On se retrouve aujourd'hui avec l'un de mes couples hétéro préférés. Dans ce texte, l'histoire se déroule dix ans après les évènements actuels du manga. Les personnages ont donc un peu évolué et mûri. J'ai essayé de leur donner une évolution qui me paraissait cohérente en tout cas.

Je vous souhaite une bonne lecture !


Jour 5 : Jardinage

Ochaco & Katsuki

La journée avait été épuisante. Tout simplement éreintante même. Un groupe de vilains avait mené une attaque en plein centre-ville, faisant s'effondrer plusieurs bâtiments. Ils s'en étaient pris, ensuite, au centre commercial, augmentant ainsi le nombre de victimes, avant l'arrivée des héros. Ochaco avait été l'une des premières sur place. Elle avait directement compris que les vilains étaient extrêmement dangereux. Cela faisait un moment qu'il n'y avait pas eu une telle attaque dans la ville. Heureusement, les héros s'étaient coordonnés et avaient réussi à les arrêter. Mais Ochaco avait tout de suite su que le plus éprouvant était à venir. Une fois le dernier méchant menotté, elle était allée prêter main forte à l'équipe de secours. Grâce à son alter, elle était parvenue à sauver plusieurs personnes des décombres. Mais ces sauvetages n'effaçaient pas le nombre de morts qu'il y avait eu. Sans parler de ces cris... Les gens n'avaient pas arrêté de crier. De peur, de désespoir. Et Ochaco ne parvenait pas à les oublier.

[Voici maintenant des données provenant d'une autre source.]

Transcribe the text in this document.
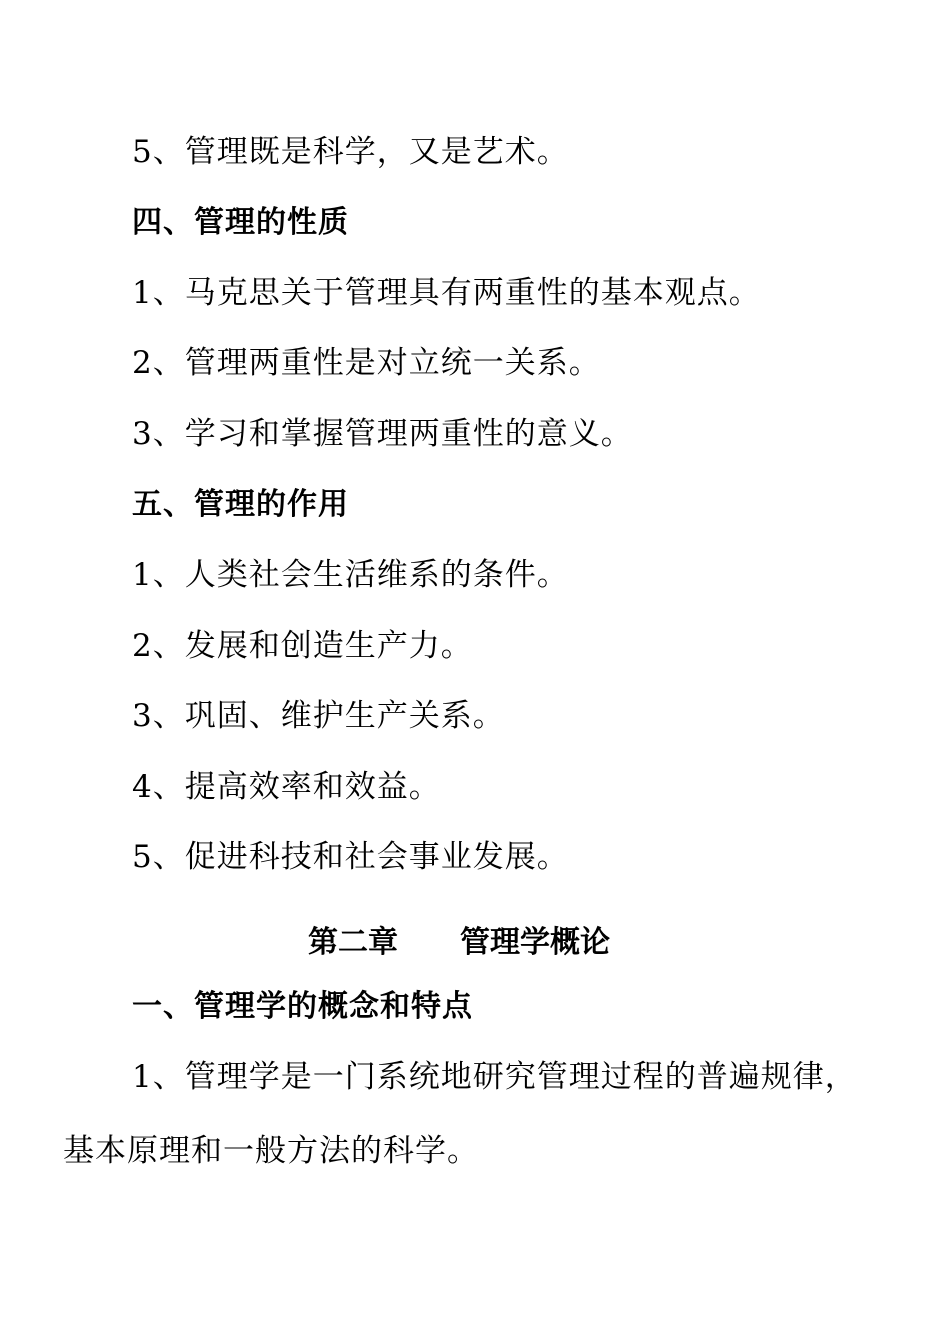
5、管理既是科学，又是艺术。
四、管理的性质
1、马克思关于管理具有两重性的基本观点。
2、管理两重性是对立统一关系。
3、学习和掌握管理两重性的意义。
五、管理的作用
1、人类社会生活维系的条件。
2、发展和创造生产力。
3、巩固、维护生产关系。
4、提高效率和效益。
5、促进科技和社会事业发展。
第二章 管理学概论
一、管理学的概念和特点
1、管理学是一门系统地研究管理过程的普遍规律，
基本原理和一般方法的科学。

La nuit était tombée à présent et, après avoir fait ses rapports à la police, elle rentrait enfin chez elle. Elle devait s'estimer heureuse de pouvoir le faire. Sa maison était toujours solidement ancrée sur le sol, elle était en vie et elle n'avait perdu aucune personne qui lui était chère. Elle essayait de rester positive, mais cette mission lui avait bien miné le moral. C'était pourtant quelque chose que les héros devaient apprendre à faire : réussir à mettre une barrière entre eux et les évènements qu'ils voyaient. Ils faisaient de leur mieux pour venir en aide à tout le monde, mais ils ne pouvaient pas ramener leur souffrance avec eux. Sinon, ils s'effondreraient. Mais tout ça, c'était de la théorie. Dans la pratique, c'était beaucoup plus difficile à faire...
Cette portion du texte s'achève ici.